A credit score is a number that summarises the level of the applicant’s credit risk, based on a snapshot of their credit report at a particular point in time. The most widely used credit score is FICO scores, created by Fair Isaac Corporation. As

Examining Fair Isaac’s scoring methodology, we find that the FICO Score is a number between 300 and 850 and is calculated from customer data which are grouped into five categories.

FICO Credit Education: What’s in your credit score

Those five groups are:

  • Payment history
  • Amounts owed
  • Length of credit history
  • New credit
  • Types of credit used.

Payment history makes up the biggest portion at 35% of the total score, which shows the value of this particular metric. The other major group is Amounts owed at 30% of the total score. Then we have smaller groups that are 15% for Length of credit history, 10% for new credits, and finally 10% for Types of credit used. If we look at these percentages we find that the major portion of the score represent 80% for the first three elements. These describe the true picture of the how prompt the creditor is taking into account the amount, promptness and length of their credit history. These three elements tell us that how prompt the borrower was in payment, at what level, and for how long. The percentages in the diagram reflect how important each of the categories is in determining FICO score. Let us now examine each of these categories in detail.

Payment History

  • Account payment information on specific types of accounts (credit cards, retail accounts, installment loans, finance company accounts, mortgage, etc.)
  • Presence of adverse public records (bankruptcy, judgments, suits, liens, wage attachments, etc.), collection items, and/or delinquency (past due items)
  • Severity of delinquency (how long past due)
  • Amount past due on delinquent accounts or collection items.
  • Time since past due items (delinquency), adverse public records (if any), or collection items (if any)
  • Number of past due items on file Number of accounts paid as agreed.
  • Amount owing on accounts
  • Amount owing on specific types of accounts
  • Lack of a specific type of balance, in some cases
  • Number of accounts with balances
  • Proportion of credit lines used (proportion of balances to total credit limits on certain types of revolving accounts)
  • Proportion of installment loan amounts still owing (proportion of balance to original loan amount on certain types of installment loans) Amount owing on accounts / on specific types of accounts. Lack of a specific type of balance, in some cases. Number of accounts with balances. Proportion of credit lines used (proportion of balances to total credit limits on certain types of revolving accounts)

Length of Credit History:

  • Time since accounts opened
  • Time since accounts opened, by specific type of account
  • Time since account activity

New Credit:

  • Number of recently opened accounts, and proportion of accounts that are recently opened, by type of account
  • Number of recent credit inquiries
  • Time since recent account opening(s), by type of account
  • Time since credit inquiry(s)
  • Re-establishment of positive credit history following past payment problems

Types of Credit Used:

  • Number of (presence, prevalence, and recent information on) various types of accounts (credit cards, retail accounts, installment loans, mortgage, consumer finance accounts, etc.)

What FICO doesn’t cover

FICO scores consider a wide range of information on your credit report. However, there are things they do not consider:

  • Race, colour, religion, national origin, sex and marital status. US law prohibits credit scoring from considering these facts, as well as any receipt of public assistance, or the exercise of any consumer right under the Consumer Credit Protection Act.
  • Age.Other types of scores may consider the age, but FICO scores don’t.

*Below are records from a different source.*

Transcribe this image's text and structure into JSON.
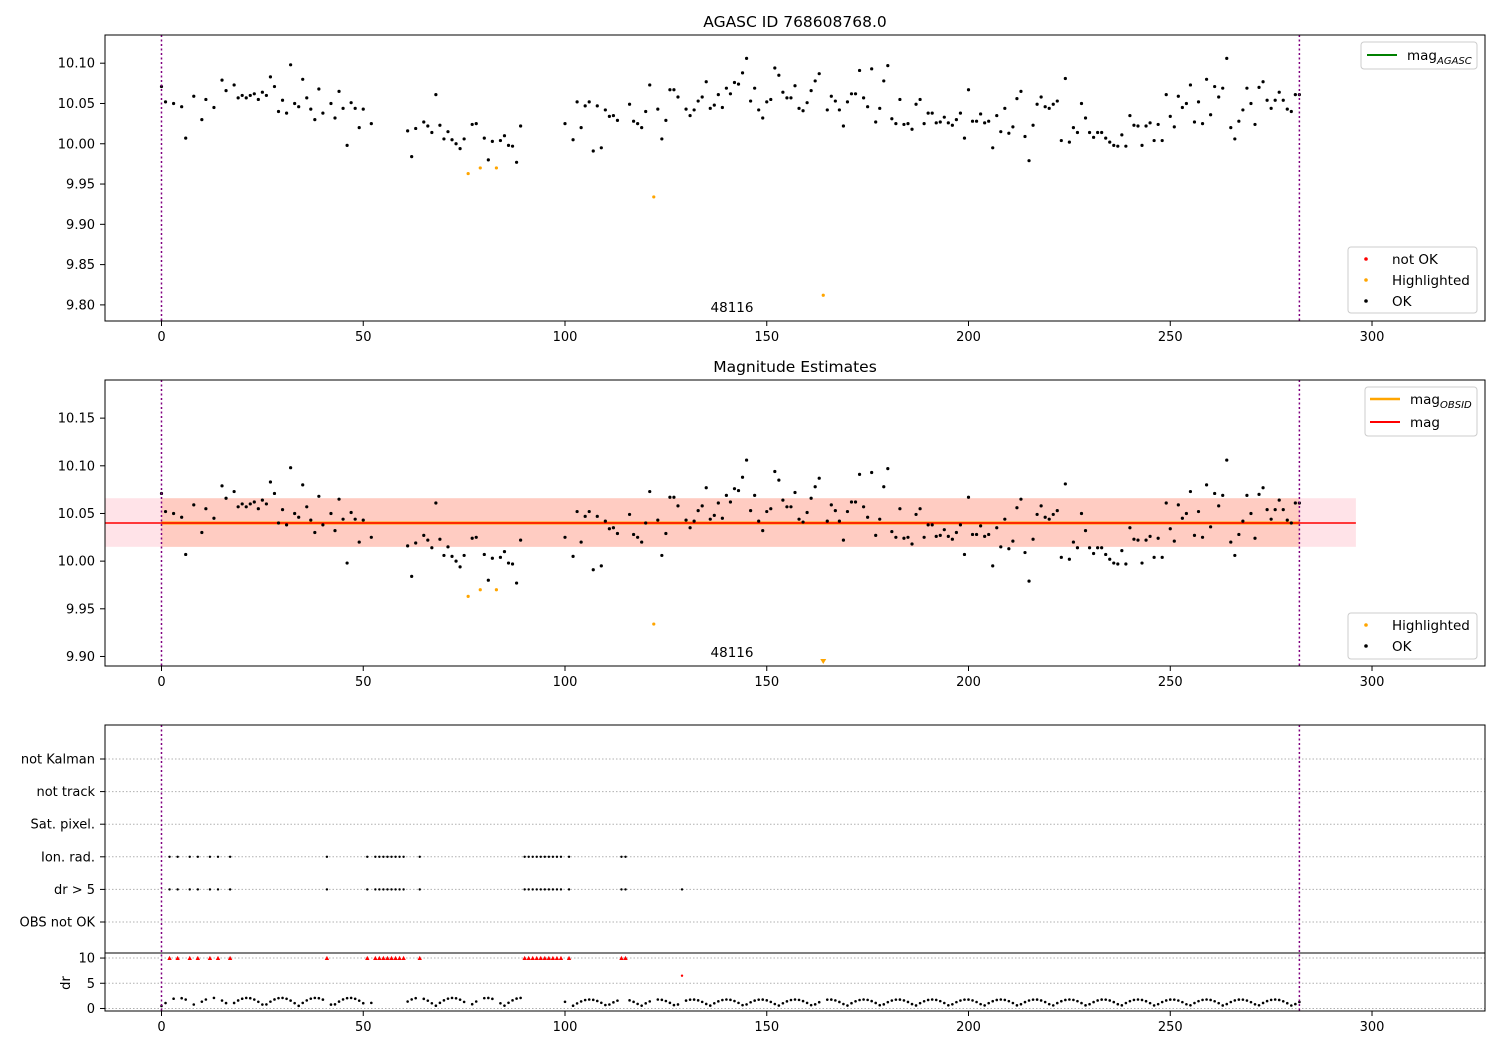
{
  "chart_data": [
    {
      "type": "scatter",
      "title": "AGASC ID 768608768.0",
      "xlim": [
        -14,
        328
      ],
      "ylim": [
        9.78,
        10.135
      ],
      "xticks": [
        0,
        50,
        100,
        150,
        200,
        250,
        300
      ],
      "yticks": [
        9.8,
        9.85,
        9.9,
        9.95,
        10.0,
        10.05,
        10.1
      ],
      "vlines": [
        0,
        282
      ],
      "annotation": {
        "text": "48116",
        "x": 141,
        "y": 9.79
      },
      "legend_lines": [
        {
          "name": "mag",
          "sub": "AGASC",
          "color": "#008000"
        }
      ],
      "legend_points": [
        {
          "name": "not OK",
          "color": "#ff0000"
        },
        {
          "name": "Highlighted",
          "color": "#ffa500"
        },
        {
          "name": "OK",
          "color": "#000000"
        }
      ],
      "highlighted": [
        [
          76,
          9.963
        ],
        [
          79,
          9.97
        ],
        [
          83,
          9.97
        ],
        [
          122,
          9.934
        ],
        [
          164,
          9.812
        ]
      ],
      "ok_points": [
        [
          0,
          10.071
        ],
        [
          1,
          10.052
        ],
        [
          3,
          10.05
        ],
        [
          5,
          10.046
        ],
        [
          6,
          10.007
        ],
        [
          8,
          10.059
        ],
        [
          10,
          10.03
        ],
        [
          11,
          10.055
        ],
        [
          13,
          10.045
        ],
        [
          15,
          10.079
        ],
        [
          16,
          10.066
        ],
        [
          18,
          10.073
        ],
        [
          19,
          10.057
        ],
        [
          20,
          10.06
        ],
        [
          21,
          10.057
        ],
        [
          22,
          10.06
        ],
        [
          23,
          10.062
        ],
        [
          24,
          10.055
        ],
        [
          25,
          10.064
        ],
        [
          26,
          10.06
        ],
        [
          27,
          10.083
        ],
        [
          28,
          10.071
        ],
        [
          29,
          10.04
        ],
        [
          30,
          10.054
        ],
        [
          31,
          10.038
        ],
        [
          32,
          10.098
        ],
        [
          33,
          10.05
        ],
        [
          34,
          10.046
        ],
        [
          35,
          10.08
        ],
        [
          36,
          10.057
        ],
        [
          37,
          10.043
        ],
        [
          38,
          10.03
        ],
        [
          39,
          10.068
        ],
        [
          40,
          10.038
        ],
        [
          42,
          10.05
        ],
        [
          43,
          10.032
        ],
        [
          44,
          10.065
        ],
        [
          45,
          10.044
        ],
        [
          46,
          9.998
        ],
        [
          47,
          10.051
        ],
        [
          48,
          10.044
        ],
        [
          49,
          10.02
        ],
        [
          50,
          10.043
        ],
        [
          52,
          10.025
        ],
        [
          61,
          10.016
        ],
        [
          62,
          9.984
        ],
        [
          63,
          10.019
        ],
        [
          65,
          10.027
        ],
        [
          66,
          10.022
        ],
        [
          67,
          10.014
        ],
        [
          68,
          10.061
        ],
        [
          69,
          10.023
        ],
        [
          70,
          10.006
        ],
        [
          71,
          10.015
        ],
        [
          72,
          10.005
        ],
        [
          73,
          10.0
        ],
        [
          74,
          9.994
        ],
        [
          75,
          10.006
        ],
        [
          77,
          10.024
        ],
        [
          78,
          10.025
        ],
        [
          80,
          10.007
        ],
        [
          81,
          9.98
        ],
        [
          82,
          10.003
        ],
        [
          84,
          10.004
        ],
        [
          85,
          10.01
        ],
        [
          86,
          9.998
        ],
        [
          87,
          9.997
        ],
        [
          88,
          9.977
        ],
        [
          89,
          10.022
        ],
        [
          100,
          10.025
        ],
        [
          102,
          10.005
        ],
        [
          103,
          10.052
        ],
        [
          104,
          10.02
        ],
        [
          105,
          10.047
        ],
        [
          106,
          10.052
        ],
        [
          107,
          9.991
        ],
        [
          108,
          10.047
        ],
        [
          109,
          9.995
        ],
        [
          110,
          10.042
        ],
        [
          111,
          10.034
        ],
        [
          112,
          10.035
        ],
        [
          113,
          10.029
        ],
        [
          116,
          10.049
        ],
        [
          117,
          10.028
        ],
        [
          118,
          10.025
        ],
        [
          119,
          10.02
        ],
        [
          120,
          10.04
        ],
        [
          121,
          10.073
        ],
        [
          123,
          10.043
        ],
        [
          124,
          10.006
        ],
        [
          125,
          10.029
        ],
        [
          126,
          10.067
        ],
        [
          127,
          10.067
        ],
        [
          128,
          10.058
        ],
        [
          130,
          10.043
        ],
        [
          131,
          10.035
        ],
        [
          132,
          10.042
        ],
        [
          133,
          10.053
        ],
        [
          134,
          10.058
        ],
        [
          135,
          10.077
        ],
        [
          136,
          10.044
        ],
        [
          137,
          10.048
        ],
        [
          138,
          10.061
        ],
        [
          139,
          10.045
        ],
        [
          140,
          10.069
        ],
        [
          141,
          10.062
        ],
        [
          142,
          10.076
        ],
        [
          143,
          10.074
        ],
        [
          144,
          10.088
        ],
        [
          145,
          10.106
        ],
        [
          146,
          10.053
        ],
        [
          147,
          10.069
        ],
        [
          148,
          10.042
        ],
        [
          149,
          10.032
        ],
        [
          150,
          10.052
        ],
        [
          151,
          10.055
        ],
        [
          152,
          10.094
        ],
        [
          153,
          10.085
        ],
        [
          154,
          10.064
        ],
        [
          155,
          10.057
        ],
        [
          156,
          10.057
        ],
        [
          157,
          10.072
        ],
        [
          158,
          10.044
        ],
        [
          159,
          10.041
        ],
        [
          160,
          10.051
        ],
        [
          161,
          10.066
        ],
        [
          162,
          10.078
        ],
        [
          163,
          10.087
        ],
        [
          165,
          10.042
        ],
        [
          166,
          10.059
        ],
        [
          167,
          10.053
        ],
        [
          168,
          10.042
        ],
        [
          169,
          10.022
        ],
        [
          170,
          10.052
        ],
        [
          171,
          10.062
        ],
        [
          172,
          10.062
        ],
        [
          173,
          10.091
        ],
        [
          174,
          10.057
        ],
        [
          175,
          10.046
        ],
        [
          176,
          10.093
        ],
        [
          177,
          10.027
        ],
        [
          178,
          10.044
        ],
        [
          179,
          10.078
        ],
        [
          180,
          10.097
        ],
        [
          181,
          10.031
        ],
        [
          182,
          10.025
        ],
        [
          183,
          10.055
        ],
        [
          184,
          10.024
        ],
        [
          185,
          10.025
        ],
        [
          186,
          10.018
        ],
        [
          187,
          10.049
        ],
        [
          188,
          10.055
        ],
        [
          189,
          10.025
        ],
        [
          190,
          10.038
        ],
        [
          191,
          10.038
        ],
        [
          192,
          10.026
        ],
        [
          193,
          10.027
        ],
        [
          194,
          10.033
        ],
        [
          195,
          10.026
        ],
        [
          196,
          10.023
        ],
        [
          197,
          10.03
        ],
        [
          198,
          10.038
        ],
        [
          199,
          10.007
        ],
        [
          200,
          10.067
        ],
        [
          201,
          10.028
        ],
        [
          202,
          10.028
        ],
        [
          203,
          10.037
        ],
        [
          204,
          10.026
        ],
        [
          205,
          10.028
        ],
        [
          206,
          9.995
        ],
        [
          207,
          10.035
        ],
        [
          208,
          10.015
        ],
        [
          209,
          10.044
        ],
        [
          210,
          10.013
        ],
        [
          211,
          10.021
        ],
        [
          212,
          10.056
        ],
        [
          213,
          10.065
        ],
        [
          214,
          10.009
        ],
        [
          215,
          9.979
        ],
        [
          216,
          10.023
        ],
        [
          217,
          10.049
        ],
        [
          218,
          10.058
        ],
        [
          219,
          10.046
        ],
        [
          220,
          10.044
        ],
        [
          221,
          10.049
        ],
        [
          222,
          10.053
        ],
        [
          223,
          10.004
        ],
        [
          224,
          10.081
        ],
        [
          225,
          10.002
        ],
        [
          226,
          10.02
        ],
        [
          227,
          10.014
        ],
        [
          228,
          10.05
        ],
        [
          229,
          10.032
        ],
        [
          230,
          10.014
        ],
        [
          231,
          10.008
        ],
        [
          232,
          10.014
        ],
        [
          233,
          10.014
        ],
        [
          234,
          10.007
        ],
        [
          235,
          10.002
        ],
        [
          236,
          9.998
        ],
        [
          237,
          9.997
        ],
        [
          238,
          10.011
        ],
        [
          239,
          9.997
        ],
        [
          240,
          10.035
        ],
        [
          241,
          10.023
        ],
        [
          242,
          10.022
        ],
        [
          243,
          9.998
        ],
        [
          244,
          10.022
        ],
        [
          245,
          10.026
        ],
        [
          246,
          10.004
        ],
        [
          247,
          10.024
        ],
        [
          248,
          10.004
        ],
        [
          249,
          10.061
        ],
        [
          250,
          10.034
        ],
        [
          251,
          10.021
        ],
        [
          252,
          10.059
        ],
        [
          253,
          10.045
        ],
        [
          254,
          10.05
        ],
        [
          255,
          10.073
        ],
        [
          256,
          10.027
        ],
        [
          257,
          10.052
        ],
        [
          258,
          10.025
        ],
        [
          259,
          10.08
        ],
        [
          260,
          10.036
        ],
        [
          261,
          10.071
        ],
        [
          262,
          10.058
        ],
        [
          263,
          10.069
        ],
        [
          264,
          10.106
        ],
        [
          265,
          10.02
        ],
        [
          266,
          10.006
        ],
        [
          267,
          10.028
        ],
        [
          268,
          10.042
        ],
        [
          269,
          10.069
        ],
        [
          270,
          10.05
        ],
        [
          271,
          10.024
        ],
        [
          272,
          10.07
        ],
        [
          273,
          10.077
        ],
        [
          274,
          10.054
        ],
        [
          275,
          10.044
        ],
        [
          276,
          10.054
        ],
        [
          277,
          10.064
        ],
        [
          278,
          10.054
        ],
        [
          279,
          10.043
        ],
        [
          280,
          10.04
        ],
        [
          281,
          10.061
        ],
        [
          282,
          10.061
        ]
      ]
    },
    {
      "type": "scatter",
      "title": "Magnitude Estimates",
      "xlim": [
        -14,
        328
      ],
      "ylim": [
        9.89,
        10.19
      ],
      "xticks": [
        0,
        50,
        100,
        150,
        200,
        250,
        300
      ],
      "yticks": [
        9.9,
        9.95,
        10.0,
        10.05,
        10.1,
        10.15
      ],
      "vlines": [
        0,
        282
      ],
      "annotation": {
        "text": "48116",
        "x": 141,
        "y": 9.902
      },
      "mag_obsid": 10.04,
      "mag": 10.04,
      "band_outer": [
        10.015,
        10.066
      ],
      "band_inner": [
        10.015,
        10.066
      ],
      "band_x": [
        -14,
        296
      ],
      "obsid_x": [
        0,
        282
      ],
      "legend_lines": [
        {
          "name": "mag",
          "sub": "OBSID",
          "color": "#ffa500"
        },
        {
          "name": "mag",
          "sub": "",
          "color": "#ff0000"
        }
      ],
      "legend_points": [
        {
          "name": "Highlighted",
          "color": "#ffa500"
        },
        {
          "name": "OK",
          "color": "#000000"
        }
      ],
      "highlighted_marker_below": {
        "x": 164,
        "y": 9.891
      }
    },
    {
      "type": "scatter",
      "xlim": [
        -14,
        328
      ],
      "xticks": [
        0,
        50,
        100,
        150,
        200,
        250,
        300
      ],
      "vlines": [
        0,
        282
      ],
      "flag_rows": [
        "not Kalman",
        "not track",
        "Sat. pixel.",
        "Ion. rad.",
        "dr > 5",
        "OBS not OK"
      ],
      "flags": {
        "Ion. rad.": [
          2,
          4,
          7,
          9,
          12,
          14,
          17,
          41,
          51,
          53,
          54,
          55,
          56,
          57,
          58,
          59,
          60,
          64,
          90,
          91,
          92,
          93,
          94,
          95,
          96,
          97,
          98,
          99,
          101,
          114,
          115
        ],
        "dr > 5": [
          2,
          4,
          7,
          9,
          12,
          14,
          17,
          41,
          51,
          53,
          54,
          55,
          56,
          57,
          58,
          59,
          60,
          64,
          90,
          91,
          92,
          93,
          94,
          95,
          96,
          97,
          98,
          99,
          101,
          114,
          115,
          129
        ]
      },
      "dr_ylabel": "dr",
      "dr_ylim": [
        -0.5,
        11
      ],
      "dr_yticks": [
        0,
        5,
        10
      ],
      "dr_capped": [
        2,
        4,
        7,
        9,
        12,
        14,
        17,
        41,
        51,
        53,
        54,
        55,
        56,
        57,
        58,
        59,
        60,
        64,
        90,
        91,
        92,
        93,
        94,
        95,
        96,
        97,
        98,
        99,
        101,
        114,
        115
      ],
      "dr_outlier": [
        129,
        6.5
      ]
    }
  ]
}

The salary, occupation, title, employer, date employed or employment history.

Lenders may consider this information, however.

  • Where the borrower lives.
  • Any interest rate being charged on a particular credit card or other account.
  • Any items reported as child/family support obligations or rental agreements.
  • Certain types of inquiries (requests for your credit report or score).

FICOscore does not count any inquiries you initiate, any inquiries from employers, or any inquiries lenders make without your knowledge.  Any information not found in your credit report. Also, any information that is not proven to be predictive of future credit performance.

The Fico Score has the following numbers representing the level of risk:

  • Excellent:      800 to 850
  • Very Good:   740 to 799
  • Good:            670 to 739
  • Fair:                580 to 669
  • Poor:              300 to 579
A sample FICO credit score of 754.
A sample Credit Report from FICO.

This illustration above is an example of FICO score for a customer that got a score 754 due to having a great payment history and very good amount of debt. The main reason for not achieving a score over 754 is the short length of credit history, which a credit evaluator may evaluate as a signal that the customer will move to a higher score in time.